Once in a while I post pictures from a favorite book of mine called "Astronomy, 365 days". It was given to me as a Christmas gift last year and I love the fact that it displays astronomy pictures for each day of the year.
For the 4th of November the picture in the book depicts a fish-eye view of a colourful auroral corona near Quebec, Canada. The reds and green are absolutely vivid and create an abstract painting in the night sky.
The Auroras, or also called the Northern Lights are spectacular light shows that can be observed in the nights sky near to polar regions. They are most frequent around the equinoxes; that means from March to April and September to October. In northern latitudes, the effect is known as the aurora borealis, named after the Roman goddess of dawn, Aurora, and the Greek name for north wind, Boreas, by Pierre Gassendi in 1621. The auroras, both surrounding the north magnetic pole (aurora borealis) and south magnetic pole (aurora australis) occur when highly charged electrons from the solar wind interact with elements in the earth's atmosphere.
As the electrons enter the earth's upper atmosphere, they will encounter atoms of oxygen and nitrogen at altitudes from 20 to 200 miles above the earth's surface. The color of the aurora depends on which atom is struck, and the altitude of the meeting.

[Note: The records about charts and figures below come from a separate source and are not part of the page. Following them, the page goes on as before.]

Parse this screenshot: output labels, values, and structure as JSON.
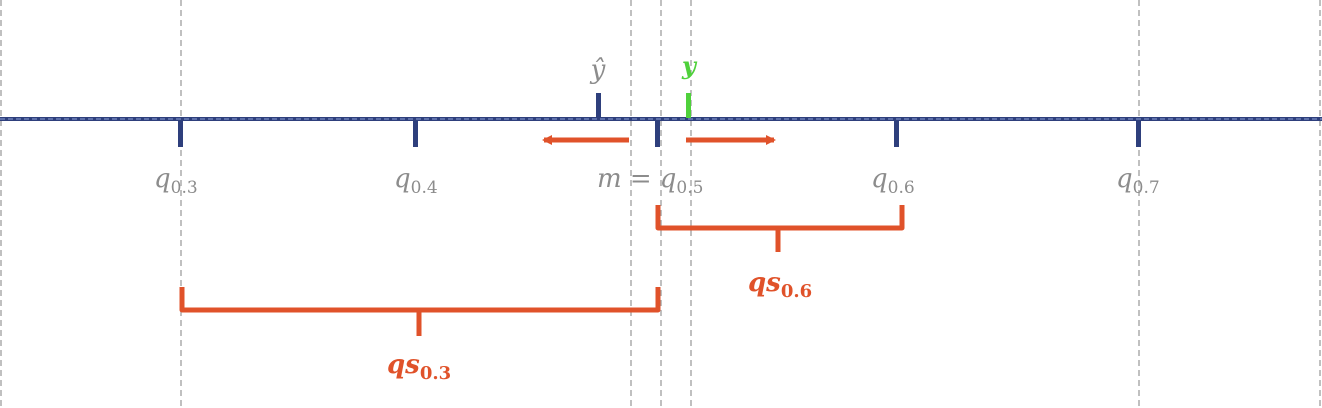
{
  "colors": {
    "axis": "#2e3f7c",
    "guide": "#a6a6a6",
    "quantile_label": "#8c8c8c",
    "truth": "#4fd13b",
    "score": "#e0522a",
    "prediction": "#2e3f7c"
  },
  "prediction": {
    "symbol": "ŷ",
    "position": 0.459
  },
  "truth": {
    "symbol": "y",
    "position": 0.512
  },
  "quantiles": [
    {
      "base": "q",
      "sub": "0.3",
      "level": 0.3
    },
    {
      "base": "q",
      "sub": "0.4",
      "level": 0.4
    },
    {
      "base": "q",
      "sub": "0.5",
      "level": 0.5,
      "prefix": "m ="
    },
    {
      "base": "q",
      "sub": "0.6",
      "level": 0.6
    },
    {
      "base": "q",
      "sub": "0.7",
      "level": 0.7
    }
  ],
  "scores": [
    {
      "base": "qs",
      "sub": "0.6",
      "from_level": 0.5,
      "to_level": 0.6
    },
    {
      "base": "qs",
      "sub": "0.3",
      "from_level": 0.3,
      "to_level": 0.5
    }
  ]
}
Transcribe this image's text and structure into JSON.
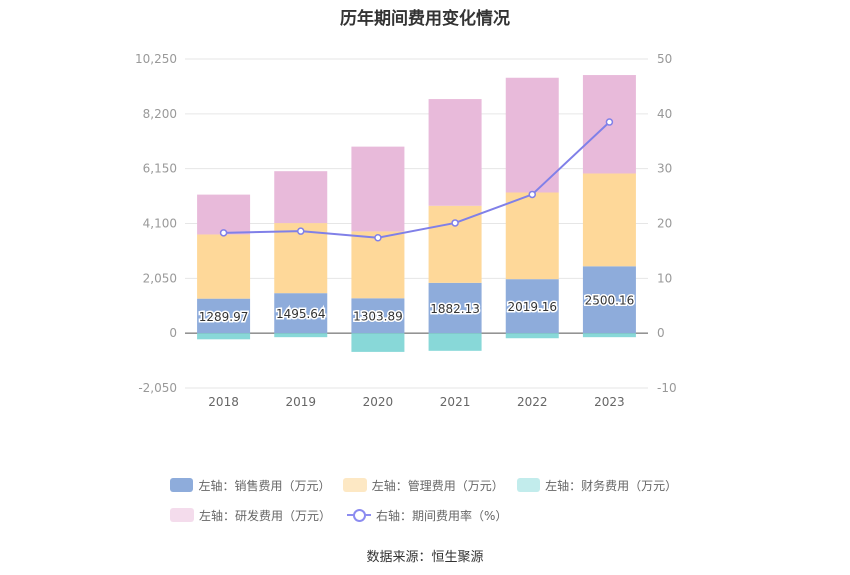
{
  "chart_data": {
    "type": "bar",
    "title": "历年期间费用变化情况",
    "categories": [
      "2018",
      "2019",
      "2020",
      "2021",
      "2022",
      "2023"
    ],
    "stacked": true,
    "series": [
      {
        "name": "左轴：销售费用（万元）",
        "axis": "left",
        "color": "#8eacdb",
        "values": [
          1289.97,
          1495.64,
          1303.89,
          1882.13,
          2019.16,
          2500.16
        ],
        "labels": [
          "1289.97",
          "1495.64",
          "1303.89",
          "1882.13",
          "2019.16",
          "2500.16"
        ]
      },
      {
        "name": "左轴：管理费用（万元）",
        "axis": "left",
        "color": "#fed899",
        "values": [
          2400,
          2620,
          2500,
          2880,
          3240,
          3470
        ]
      },
      {
        "name": "左轴：财务费用（万元）",
        "axis": "left",
        "color": "#88d8d8",
        "values": [
          -230,
          -150,
          -700,
          -660,
          -190,
          -150
        ]
      },
      {
        "name": "左轴：研发费用（万元）",
        "axis": "left",
        "color": "#e8bada",
        "values": [
          1490,
          1940,
          3170,
          3990,
          4290,
          3680
        ]
      },
      {
        "name": "右轴：期间费用率（%）",
        "axis": "right",
        "type": "line",
        "color": "#8080e8",
        "values": [
          18.3,
          18.6,
          17.4,
          20.1,
          25.3,
          38.5
        ]
      }
    ],
    "left_axis": {
      "min": -2050,
      "max": 10250,
      "ticks": [
        "-2,050",
        "0",
        "2,050",
        "4,100",
        "6,150",
        "8,200",
        "10,250"
      ]
    },
    "right_axis": {
      "min": -10,
      "max": 50,
      "ticks": [
        "-10",
        "0",
        "10",
        "20",
        "30",
        "40",
        "50"
      ]
    },
    "grid": true,
    "legend_position": "bottom"
  },
  "legend": {
    "items": [
      {
        "label": "左轴：销售费用（万元）",
        "color": "#8eacdb",
        "kind": "box"
      },
      {
        "label": "左轴：管理费用（万元）",
        "color": "#fde8c4",
        "kind": "box"
      },
      {
        "label": "左轴：财务费用（万元）",
        "color": "#c2ecec",
        "kind": "box"
      },
      {
        "label": "左轴：研发费用（万元）",
        "color": "#f4dcec",
        "kind": "box"
      },
      {
        "label": "右轴：期间费用率（%）",
        "color": "#8c8cf0",
        "kind": "line"
      }
    ]
  },
  "footer": {
    "source": "数据来源：恒生聚源"
  }
}
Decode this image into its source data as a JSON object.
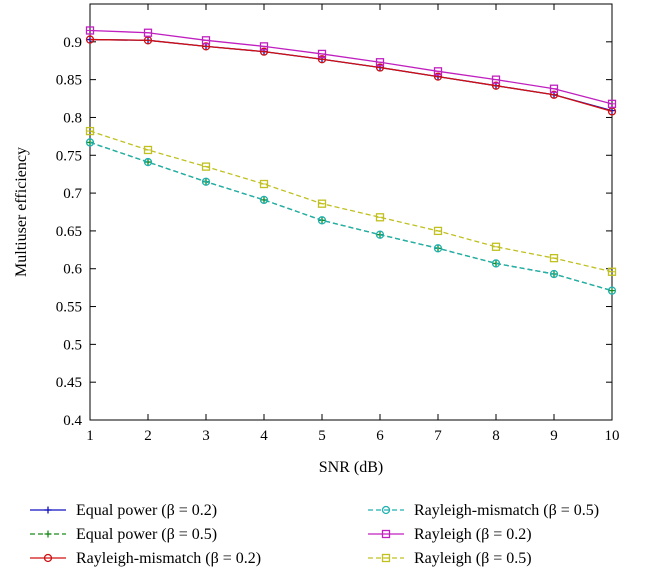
{
  "chart_data": {
    "type": "line",
    "title": "",
    "xlabel": "SNR (dB)",
    "ylabel": "Multiuser efficiency",
    "xlim": [
      1,
      10
    ],
    "ylim": [
      0.4,
      0.95
    ],
    "xticks": [
      1,
      2,
      3,
      4,
      5,
      6,
      7,
      8,
      9,
      10
    ],
    "yticks": [
      0.4,
      0.45,
      0.5,
      0.55,
      0.6,
      0.65,
      0.7,
      0.75,
      0.8,
      0.85,
      0.9
    ],
    "grid": false,
    "legend_position": "bottom",
    "x": [
      1,
      2,
      3,
      4,
      5,
      6,
      7,
      8,
      9,
      10
    ],
    "series": [
      {
        "name": "Equal power (β = 0.2)",
        "color": "#1010c0",
        "dash": "solid",
        "marker": "plus",
        "values": [
          0.903,
          0.902,
          0.894,
          0.887,
          0.877,
          0.866,
          0.854,
          0.842,
          0.83,
          0.809
        ]
      },
      {
        "name": "Equal power (β = 0.5)",
        "color": "#1a8a1a",
        "dash": "dashed",
        "marker": "plus",
        "values": [
          0.767,
          0.741,
          0.715,
          0.691,
          0.664,
          0.645,
          0.627,
          0.607,
          0.593,
          0.571
        ]
      },
      {
        "name": "Rayleigh-mismatch (β = 0.2)",
        "color": "#d01010",
        "dash": "solid",
        "marker": "circle",
        "values": [
          0.903,
          0.902,
          0.894,
          0.887,
          0.877,
          0.866,
          0.854,
          0.842,
          0.83,
          0.808
        ]
      },
      {
        "name": "Rayleigh-mismatch (β = 0.5)",
        "color": "#20b0b0",
        "dash": "dashed",
        "marker": "circle",
        "values": [
          0.767,
          0.741,
          0.715,
          0.691,
          0.664,
          0.645,
          0.627,
          0.607,
          0.593,
          0.571
        ]
      },
      {
        "name": "Rayleigh (β = 0.2)",
        "color": "#c020c0",
        "dash": "solid",
        "marker": "square",
        "values": [
          0.915,
          0.912,
          0.902,
          0.894,
          0.884,
          0.873,
          0.861,
          0.85,
          0.838,
          0.818
        ]
      },
      {
        "name": "Rayleigh (β = 0.5)",
        "color": "#c0c020",
        "dash": "dashed",
        "marker": "square",
        "values": [
          0.782,
          0.757,
          0.735,
          0.712,
          0.686,
          0.668,
          0.65,
          0.629,
          0.614,
          0.596
        ]
      }
    ]
  }
}
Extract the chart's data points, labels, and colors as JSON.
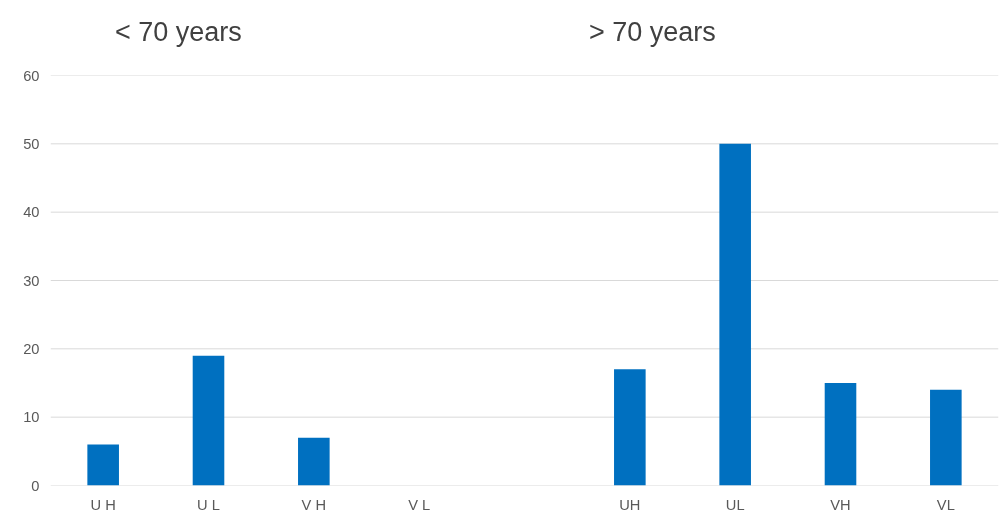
{
  "chart_data": {
    "type": "bar",
    "categories": [
      "U H",
      "U L",
      "V H",
      "V L",
      null,
      "UH",
      "UL",
      "VH",
      "VL"
    ],
    "values": [
      6,
      19,
      7,
      0,
      null,
      17,
      50,
      15,
      14
    ],
    "color": "#0070c0",
    "annotations": [
      "< 70 years",
      "> 70 years"
    ],
    "ylim": [
      0,
      60
    ],
    "yticks": [
      0,
      10,
      20,
      30,
      40,
      50,
      60
    ],
    "grid": "y"
  }
}
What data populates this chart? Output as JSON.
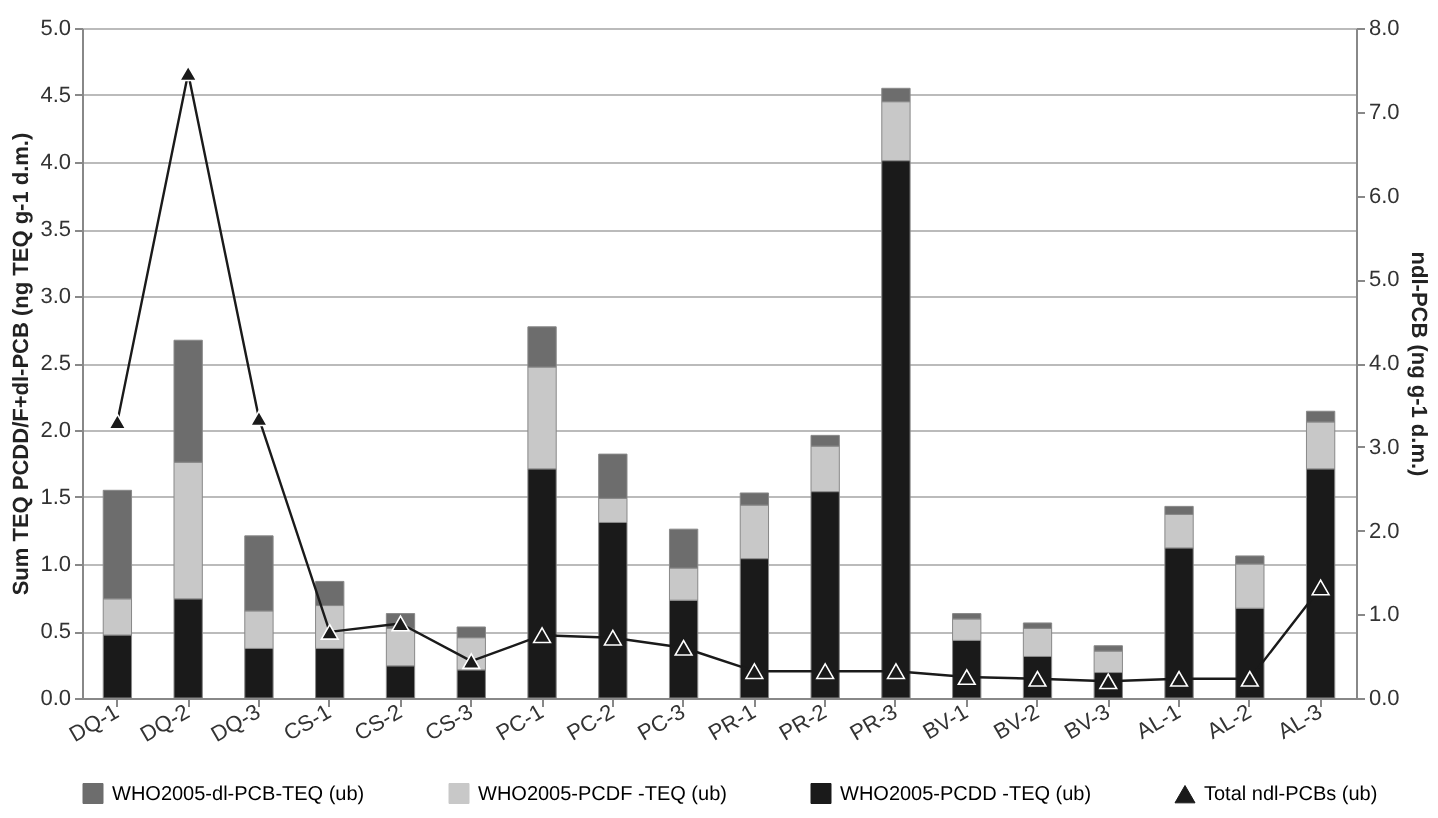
{
  "chart_data": {
    "type": "bar",
    "stacked": true,
    "ylabel": "Sum TEQ PCDD/F+dl-PCB (ng TEQ g-1 d.m.)",
    "y2label": "ndl-PCB (ng g-1 d.m.)",
    "categories": [
      "DQ-1",
      "DQ-2",
      "DQ-3",
      "CS-1",
      "CS-2",
      "CS-3",
      "PC-1",
      "PC-2",
      "PC-3",
      "PR-1",
      "PR-2",
      "PR-3",
      "BV-1",
      "BV-2",
      "BV-3",
      "AL-1",
      "AL-2",
      "AL-3"
    ],
    "series": [
      {
        "name": "WHO2005-PCDD -TEQ (ub)",
        "color": "#1a1a1a",
        "values": [
          0.47,
          0.74,
          0.37,
          0.37,
          0.24,
          0.21,
          1.71,
          1.31,
          0.73,
          1.04,
          1.54,
          4.01,
          0.43,
          0.31,
          0.19,
          1.12,
          0.67,
          1.71
        ]
      },
      {
        "name": "WHO2005-PCDF -TEQ (ub)",
        "color": "#c8c8c8",
        "values": [
          0.27,
          1.02,
          0.28,
          0.32,
          0.28,
          0.24,
          0.76,
          0.18,
          0.24,
          0.4,
          0.34,
          0.44,
          0.16,
          0.21,
          0.16,
          0.25,
          0.33,
          0.35
        ]
      },
      {
        "name": "WHO2005-dl-PCB-TEQ (ub)",
        "color": "#6d6d6d",
        "values": [
          0.81,
          0.91,
          0.56,
          0.18,
          0.11,
          0.08,
          0.3,
          0.33,
          0.29,
          0.09,
          0.08,
          0.1,
          0.04,
          0.04,
          0.04,
          0.06,
          0.06,
          0.08
        ]
      },
      {
        "name": "Total ndl-PCBs (ub)",
        "type": "line",
        "axis": "y2",
        "color": "#1a1a1a",
        "values": [
          3.3,
          7.46,
          3.34,
          0.79,
          0.89,
          0.44,
          0.75,
          0.72,
          0.6,
          0.32,
          0.32,
          0.32,
          0.25,
          0.23,
          0.2,
          0.23,
          0.23,
          1.32
        ]
      }
    ],
    "ylim": [
      0,
      5
    ],
    "yticks": [
      {
        "value": 0,
        "label": "0.0"
      },
      0.5,
      {
        "value": 1,
        "label": "1.0"
      },
      1.5,
      {
        "value": 2,
        "label": "2.0"
      },
      2.5,
      {
        "value": 3,
        "label": "3.0"
      },
      3.5,
      {
        "value": 4,
        "label": "4.0"
      },
      4.5,
      {
        "value": 5,
        "label": "5.0"
      }
    ],
    "y2lim": [
      0,
      8
    ],
    "y2ticks": [
      {
        "value": 0,
        "label": "0.0"
      },
      {
        "value": 1,
        "label": "1.0"
      },
      {
        "value": 2,
        "label": "2.0"
      },
      {
        "value": 3,
        "label": "3.0"
      },
      {
        "value": 4,
        "label": "4.0"
      },
      {
        "value": 5,
        "label": "5.0"
      },
      {
        "value": 6,
        "label": "6.0"
      },
      {
        "value": 7,
        "label": "7.0"
      },
      {
        "value": 8,
        "label": "8.0"
      }
    ],
    "grid": "y",
    "legend": "bottom",
    "marker": "triangle",
    "line_style": "solid"
  }
}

* Green - oxygen, up to 150 miles in altitude
* Red - oxygen, above 150 miles in altitude
* Blue - nitrogen, up to 60 miles in altitude
* Purple/violet - nitrogen, above 60 miles in altitude
Although I live in the north, I have yet to experience the magic of Northern Lights. The only Aurora I was familiar with as a child was oddly enough a ship. Or rather a Russian cruiser that became a symbol for the Russian Revolution, as it was taught to us in school in the former communist bloc. On the 7th of November 1917 (25th October 1917 in Julian calendar), the refusal of an order for the Aurora to take to sea sparked the October Revolution. At 9.45 p.m. on that date, a blank shot from her forecastle gun signaled the start of the assault on the Winter Palace, which was to be the last episode of the revolution.